The end of a global quota system on textiles in January did indeed set off a flood of Chinese goods into Western markets. But fears that textile factories elsewhere in Asia would be out of business have not panned out.
That in large part is because the surge in Chinese exports to the West early in the year triggered protests by Western garment manufacturers. Both the European Union and the United States negotiated with Beijing to impose new restrictions on its exports, which last until 2008.
In China, the spat dented the optimism in an industry that had been gearing up to reap the benefits of a quota-free world.
Gordon Yen is executive director of the Fountain Set Group, a Hong Kong company that makes knit fabrics - almost all produced in mainland China. He says U.S. and EU restrictions have made manufacturers in China cautious.
"The attitude is very different overall at the moment," said Mr. Yen. "Most of the manufacturers do not believe we will actually see free trade in the next few years, so most of them, including ourselves, are making more realistic expansion plans or development plans for our business going forward."
The new quotas imposed on China are allowed under World Trade Organization rules, as long as they are temporary. Analysts say the restrictions can only slow China's march to the head of the textile trade - not halt it permanently. China already holds more than 20 percent of the global market.
Raghav Gupta, a partner with consulting firm K.S.A. Technopak in India, says in the long run, more textile business will move to developing Asian countries from developed Western nations.
"The U.S. in the first six months of the year has imported 11 percent more textile and apparel as compared to what it did in 2004, which means that domestic production has gone down and shifted into Asia, and the same applies to Europe," he said. "Of course China and South Asia are the largest gainers in terms of this shift happening from the Western markets into Asia."
Smaller Asian countries such as Bangladesh, Cambodia and Sri Lanka have welcomed the new restrictions on Chinese garments.
The textile trade in those countries had grown up under the 30-year-old quota system, which required Western buyers to limit purchases from any one country. The business is crucial to many Asian economies, providing millions of jobs and vital foreign exchange earnings.
Even before the new quotas, the smaller manufacturers were holding their own in the world market but for some business has increased this year.
In part, Mr. Gupta of K.S.A. Technopak says, that is because of early expectations new quotas would be imposed on China. He says another factor is that India - the other country expected to snatch business - has not geared up to take full advantage of a quota-free world.
"We have had international customers come to India with a long shopping list and found they can only fulfill 35 percent of that shopping list," added Mr. Gupta. "So they have had no other option but to continue working in Vietnam or Cambodia."
The smaller countries, however, realize that China will present a strong challenge once all restrictions are lifted, and are developing strategies to keep their industries alive.
For instance, factory owners and analysts say Bangladesh, where labor costs are very low, is maintaining its price advantage.

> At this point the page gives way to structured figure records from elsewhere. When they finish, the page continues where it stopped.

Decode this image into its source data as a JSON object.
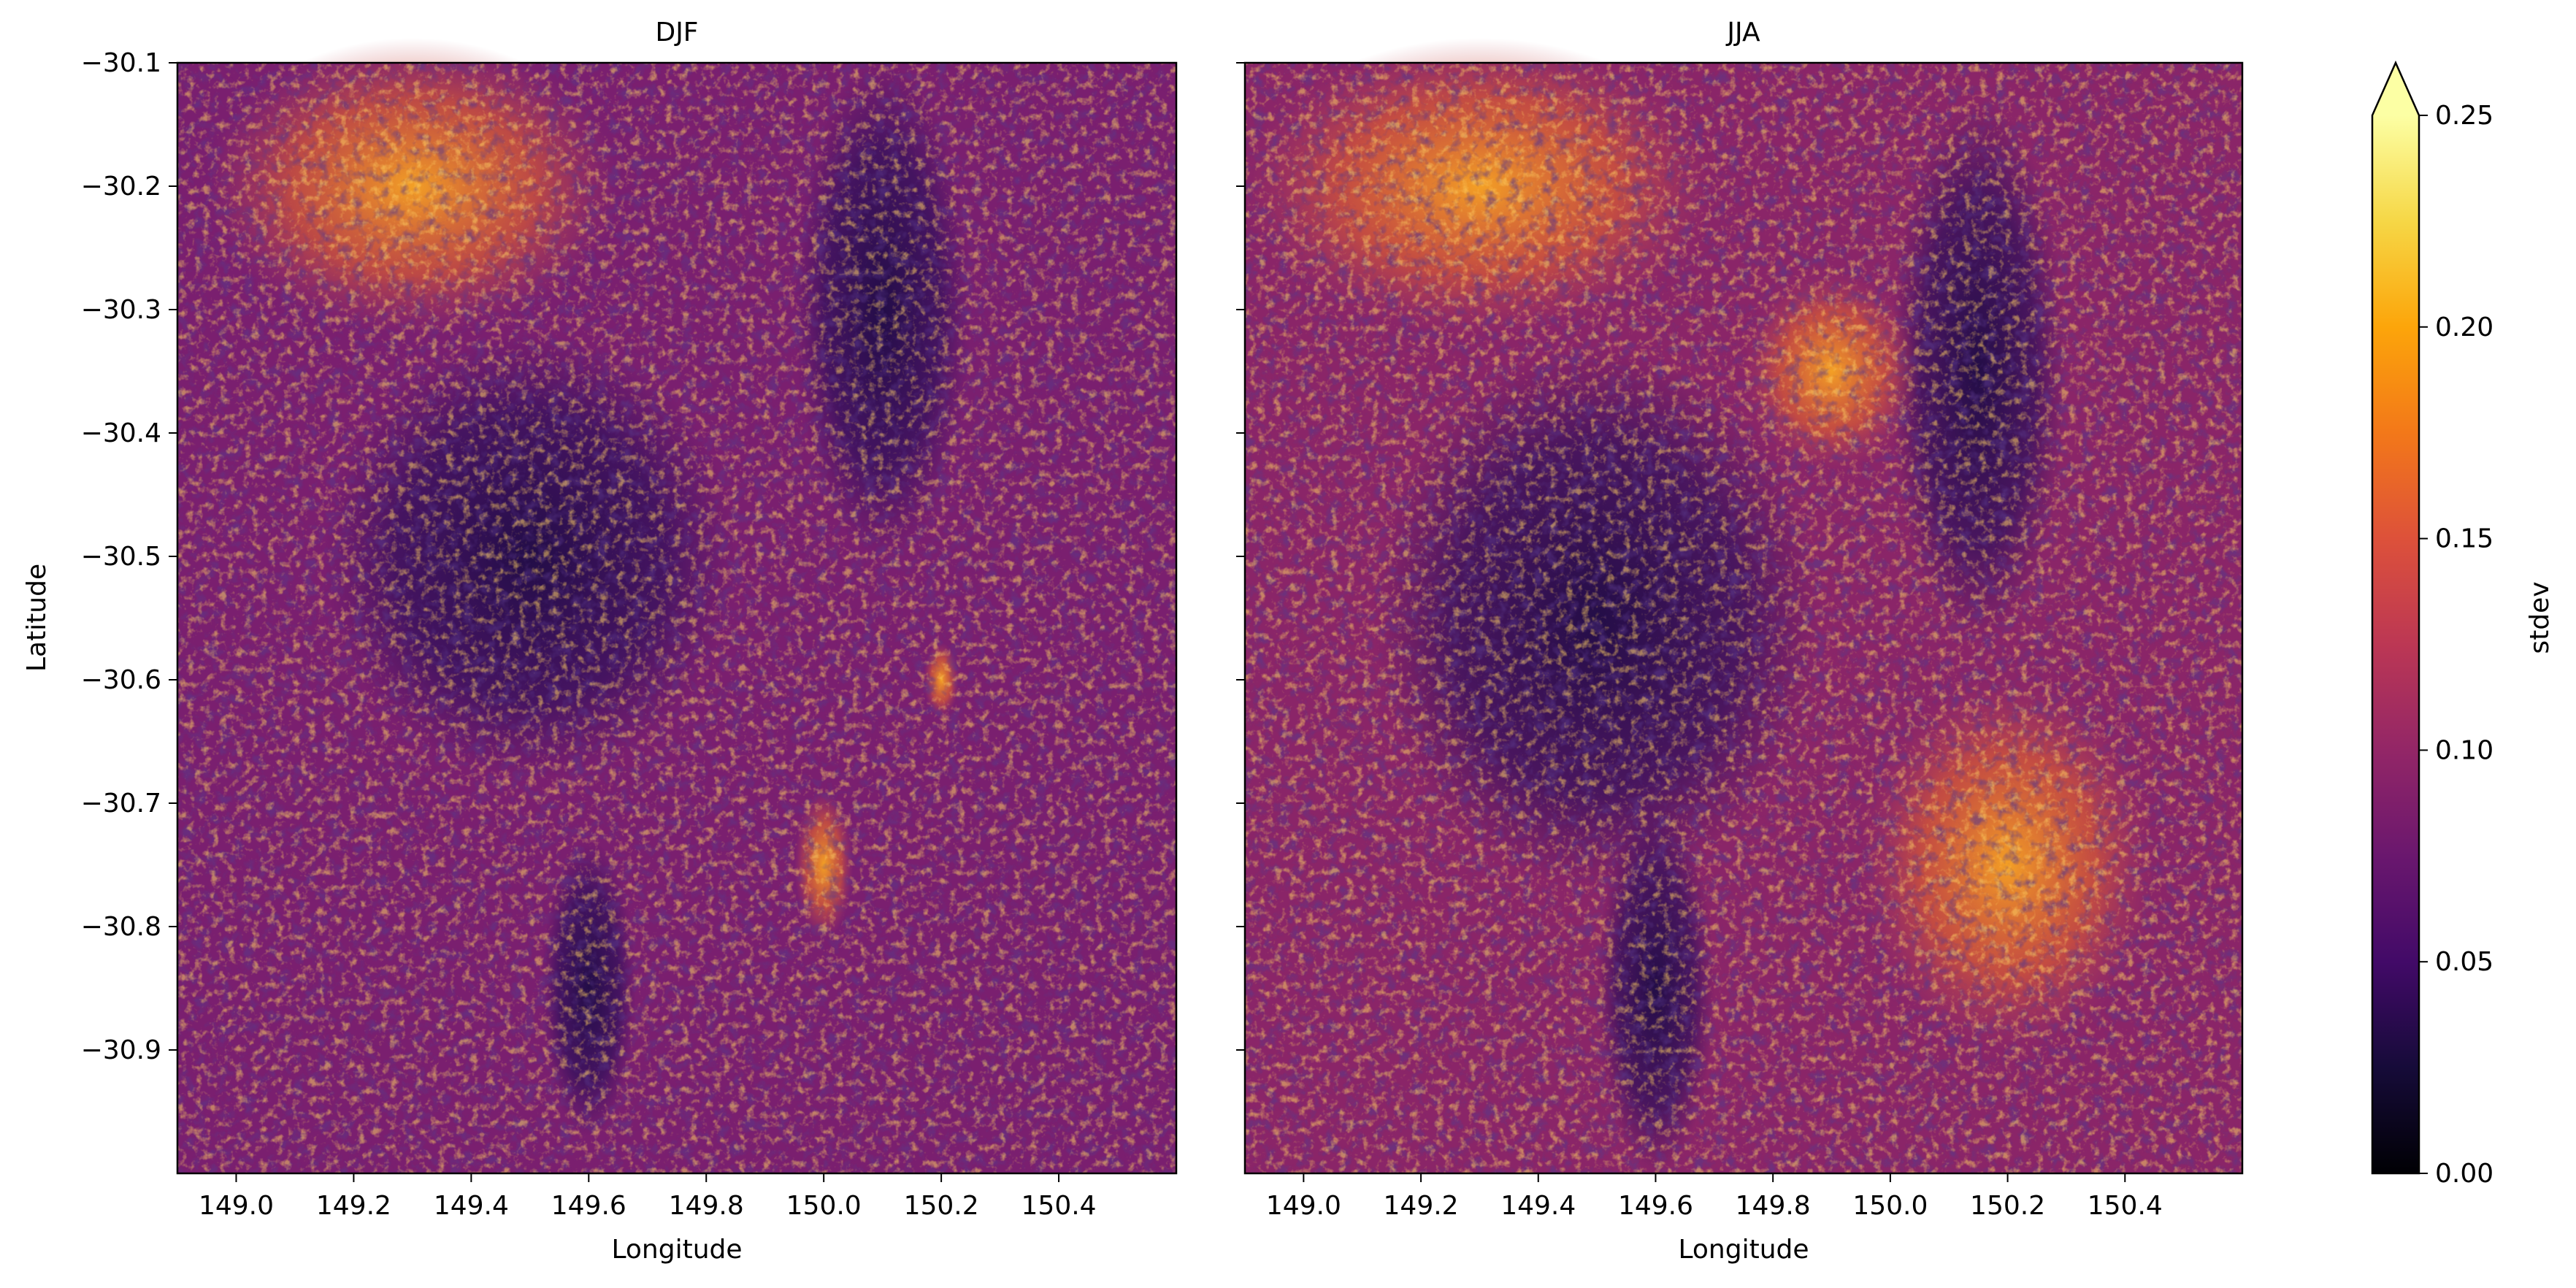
{
  "chart_data": {
    "type": "heatmap",
    "panels": [
      {
        "title": "DJF",
        "xlabel": "Longitude",
        "ylabel": "Latitude",
        "xlim": [
          148.9,
          150.6
        ],
        "ylim": [
          -31.0,
          -30.1
        ],
        "xticks": [
          "149.0",
          "149.2",
          "149.4",
          "149.6",
          "149.8",
          "150.0",
          "150.2",
          "150.4"
        ],
        "yticks": [
          "−30.1",
          "−30.2",
          "−30.3",
          "−30.4",
          "−30.5",
          "−30.6",
          "−30.7",
          "−30.8",
          "−30.9"
        ],
        "bright_features": [
          {
            "lon": 149.3,
            "lat": -30.2,
            "rx": 0.35,
            "ry": 0.12,
            "value": 0.19
          },
          {
            "lon": 150.2,
            "lat": -30.6,
            "rx": 0.03,
            "ry": 0.03,
            "value": 0.22
          },
          {
            "lon": 150.0,
            "lat": -30.75,
            "rx": 0.05,
            "ry": 0.06,
            "value": 0.18
          }
        ],
        "dark_features": [
          {
            "lon": 149.5,
            "lat": -30.5,
            "rx": 0.35,
            "ry": 0.18,
            "value": 0.05
          },
          {
            "lon": 150.1,
            "lat": -30.3,
            "rx": 0.15,
            "ry": 0.2,
            "value": 0.05
          },
          {
            "lon": 149.6,
            "lat": -30.85,
            "rx": 0.08,
            "ry": 0.12,
            "value": 0.05
          }
        ]
      },
      {
        "title": "JJA",
        "xlabel": "Longitude",
        "ylabel": "",
        "xlim": [
          148.9,
          150.6
        ],
        "ylim": [
          -31.0,
          -30.1
        ],
        "xticks": [
          "149.0",
          "149.2",
          "149.4",
          "149.6",
          "149.8",
          "150.0",
          "150.2",
          "150.4"
        ],
        "yticks": [],
        "bright_features": [
          {
            "lon": 149.3,
            "lat": -30.2,
            "rx": 0.4,
            "ry": 0.12,
            "value": 0.17
          },
          {
            "lon": 150.2,
            "lat": -30.75,
            "rx": 0.25,
            "ry": 0.15,
            "value": 0.15
          },
          {
            "lon": 149.9,
            "lat": -30.35,
            "rx": 0.15,
            "ry": 0.08,
            "value": 0.15
          }
        ],
        "dark_features": [
          {
            "lon": 149.5,
            "lat": -30.55,
            "rx": 0.38,
            "ry": 0.22,
            "value": 0.03
          },
          {
            "lon": 150.15,
            "lat": -30.35,
            "rx": 0.15,
            "ry": 0.22,
            "value": 0.03
          },
          {
            "lon": 149.6,
            "lat": -30.85,
            "rx": 0.1,
            "ry": 0.15,
            "value": 0.03
          }
        ]
      }
    ],
    "colorbar": {
      "label": "stdev",
      "colormap": "inferno",
      "range": [
        0.0,
        0.25
      ],
      "extend": "max",
      "ticks": [
        "0.00",
        "0.05",
        "0.10",
        "0.15",
        "0.20",
        "0.25"
      ]
    }
  }
}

On the other hand, the International Labor Organization says Cambodia is building a reputation for strict labor standards that might appeal to Western companies wanting to stay away from what some call "sweat-shop products."
In Sri Lanka - the tiny Indian Ocean country - the vital garment industry is doing all it can to stay in business. A. Sukumaran heads Sri Lanka's Apparel Export Association.
"Our strategy is different. I don't think we will be able to compete with China, because China is going to be a giant…. But we do believe any customer will not want to put all their eggs in one basket," he said. "So we are only positioning ourselves as an alternative to China."
Negotiators at the WTO conference in Hong Kong in December are expected to look at the textile industry as they discuss ways to expand trade in other manufactured goods.
In Asia, what they will find is that the end of quotas has not produced immediate winners and losers. Experts say that means the textile and garment factories in most of the countries in the region will be humming for a long time.